К литературе с уважением надо. Культурные люди. Стыдно. Стыдно-обидно, слова-то культурного для сей божественной акции в нашем языке — могучем и великом! — нету.
Свобода, свобода — ах, ах без креста! Катька с Ванькой занята. Чем занята?
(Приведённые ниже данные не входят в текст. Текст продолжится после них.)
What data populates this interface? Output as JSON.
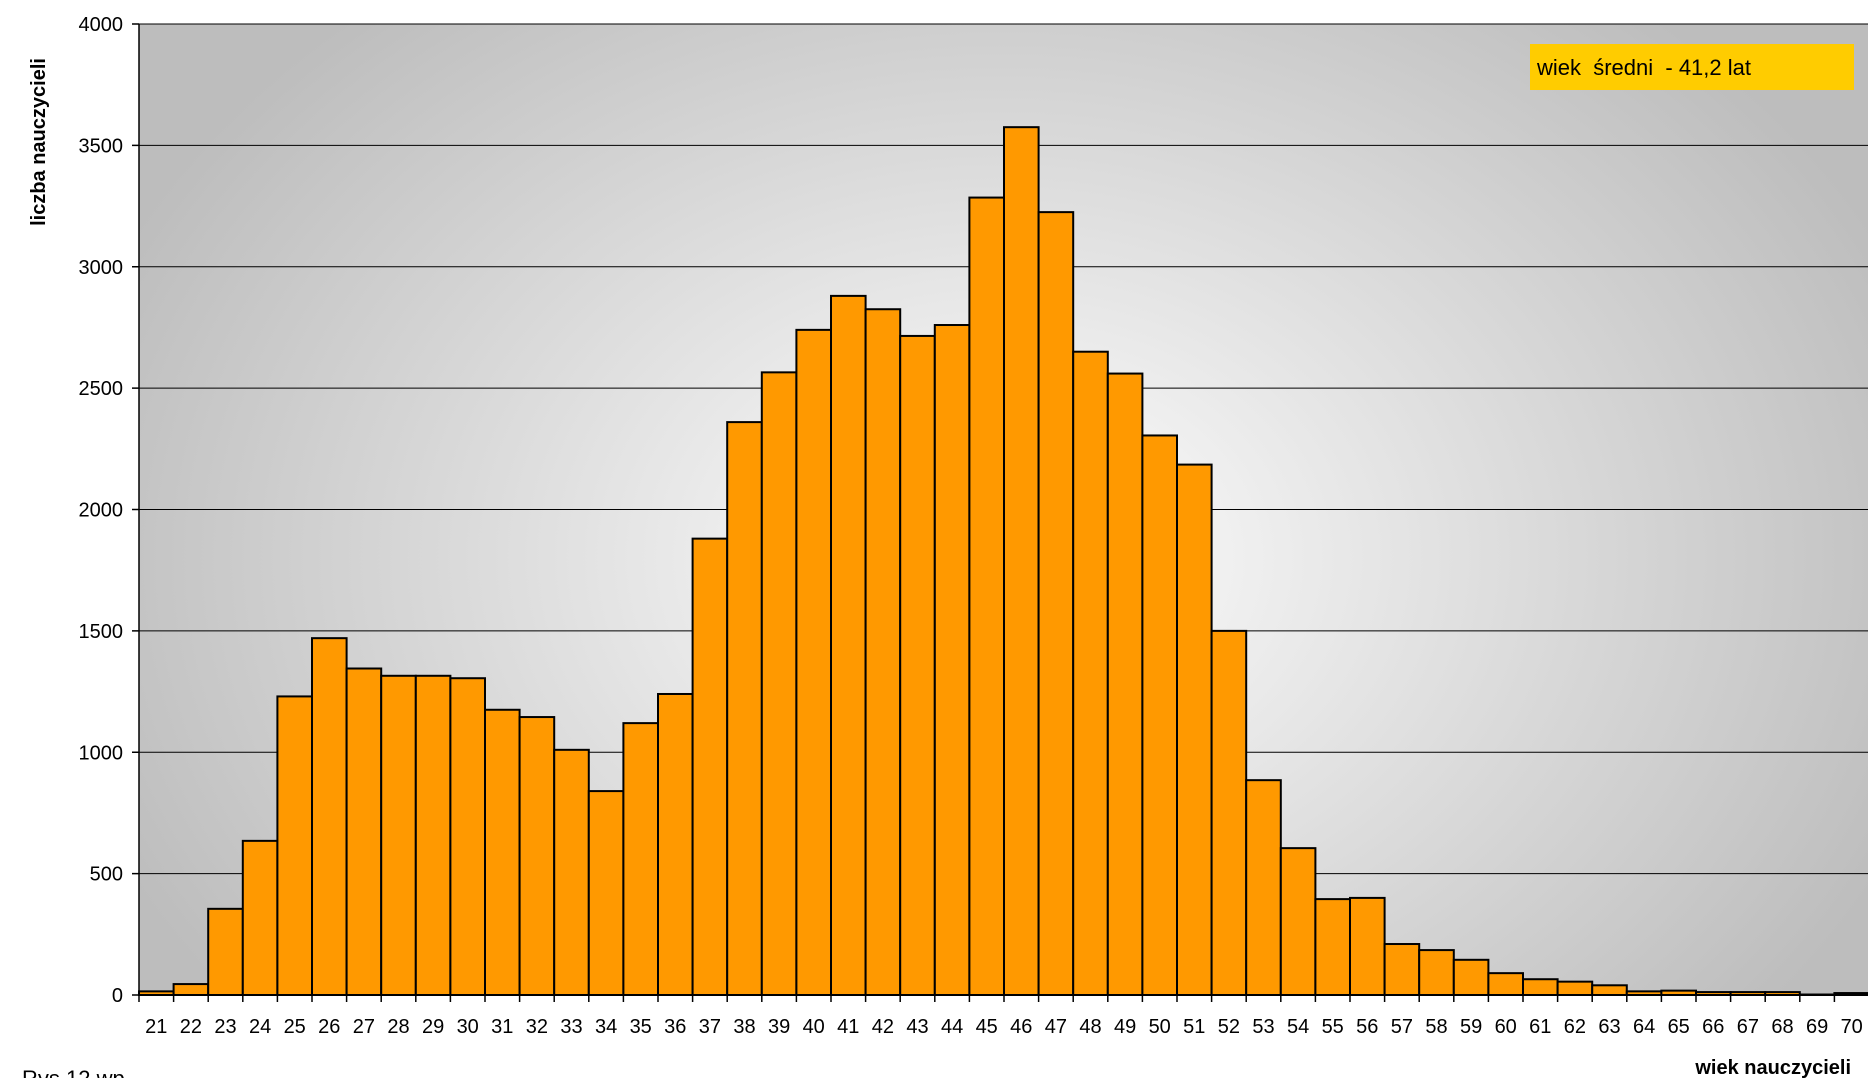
{
  "chart_data": {
    "type": "bar",
    "xlabel": "wiek nauczycieli",
    "ylabel": "liczba nauczycieli",
    "ylim": [
      0,
      4000
    ],
    "yticks": [
      0,
      500,
      1000,
      1500,
      2000,
      2500,
      3000,
      3500,
      4000
    ],
    "grid": true,
    "categories": [
      "21",
      "22",
      "23",
      "24",
      "25",
      "26",
      "27",
      "28",
      "29",
      "30",
      "31",
      "32",
      "33",
      "34",
      "35",
      "36",
      "37",
      "38",
      "39",
      "40",
      "41",
      "42",
      "43",
      "44",
      "45",
      "46",
      "47",
      "48",
      "49",
      "50",
      "51",
      "52",
      "53",
      "54",
      "55",
      "56",
      "57",
      "58",
      "59",
      "60",
      "61",
      "62",
      "63",
      "64",
      "65",
      "66",
      "67",
      "68",
      "69",
      "70"
    ],
    "values": [
      15,
      45,
      355,
      635,
      1230,
      1470,
      1345,
      1315,
      1315,
      1305,
      1175,
      1145,
      1010,
      840,
      1120,
      1240,
      1880,
      2360,
      2565,
      2740,
      2880,
      2825,
      2715,
      2760,
      3285,
      3575,
      3225,
      2650,
      2560,
      2305,
      2185,
      1500,
      885,
      605,
      395,
      400,
      210,
      185,
      145,
      90,
      65,
      55,
      40,
      15,
      18,
      12,
      12,
      12,
      2,
      8
    ],
    "annotation": "wiek  średni  - 41,2 lat",
    "footnote": "Rys.12 wp",
    "colors": {
      "bar_fill": "#FF9900",
      "bar_stroke": "#000000",
      "annotation_bg": "#FFCC00",
      "plot_bg_center": "#FFFFFF",
      "plot_bg_edge": "#BDBDBD",
      "grid": "#000000"
    }
  }
}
— Что же все-таки было? Вы полюбились, наконец?
— Нет.
— Нет?!
— Нет.
Врет, небось. Стесняется сказать.
— Меня стесняешься?
— Ну вот еще. Будто его не знаете.
Ну как же не знать! Его-то мы как раз и знаем. Еще как знаем. Что ж ты, Тихомирыч, едриська в сиську? Что же ты?
— Что же ты, Тихомирыч, по тебе Мурашева сохнет!
Молчит. Легко не распахивается. Застегнут.
Вся эта история тянется уже где-то с хороших полгода. На прошлой неделе, по долгу заведующего кафедрой, приперся ко мне на лекцию. Уселся в первом ряду, слушал, егозил, записывал что-то.